There is also a long-term economic argument to become World Leaders in Clean and Renewable Energy. The recent Covid Pandemic proved how inefficient Britain has become since she embraced neoliberalism and become an importer rather than a maker-builder. We have an opportunity to get ahead of the curve, for once. Germany, who are often decades ahead of the curve, have seen this as an opportunity and have committed over thirty billion euros to clean energy. In contrast to our green commitments, Germany`s economic pledge for Green Hydrogen alone is more than double the UK`s total Green Package. Britain needs to shift from being a docile importing country to a proactive creating and exporting country. With interest rates at record lows and money generating tools at our disposal in the form of Quantitative Easing (QE) and Modern Monetary Theories (MMT), the time is now for the government to invest in Green Energy and use it as a catalyst for the levelling up programme the Prime Minister has promised.

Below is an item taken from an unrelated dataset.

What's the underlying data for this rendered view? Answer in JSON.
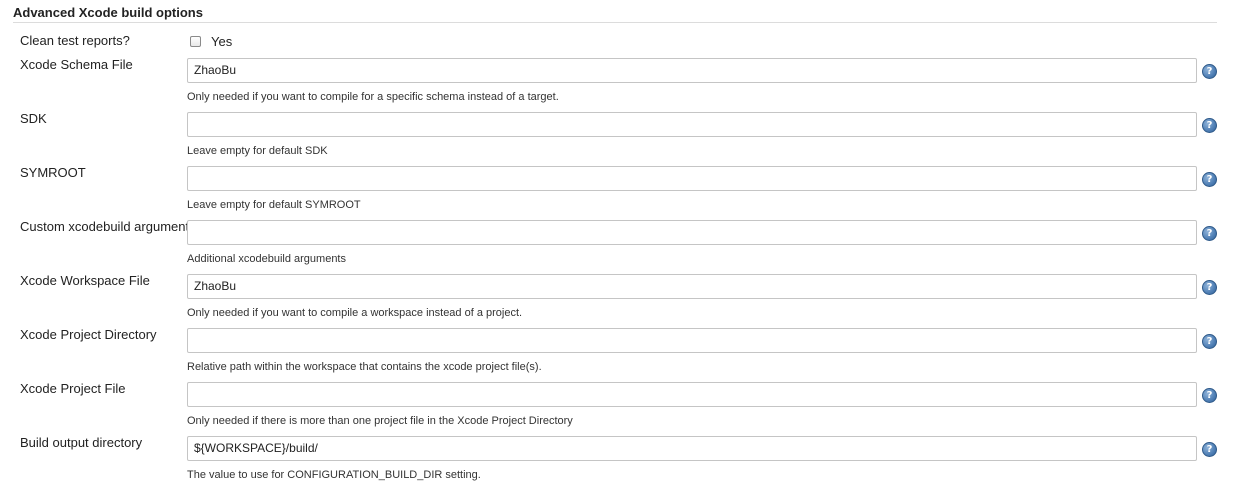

It is vital that Green Energy moves up Tory Voters priorities, the working class, who are now the Tories most common voter, will no doubt be left out of the Green Revolution should the Liberal Left have their way. Evidenced by the proposed Green Jobs training bursary in the 2019 Labour Manifesto, which was for BAME, LGBT and other working class exclusionary intersections.

What we need is a British Electric Car Manufacturer in Castleford, a Solar Panel factory in Shrewsbury, a Green Energy Headquarter in Grimsby, and a Hydrogen Plant in Hartlepool. With training bursaries for those local to the area.

The Tories have adopted Keynes, now they need to give us the Green Deal, before it’s too late.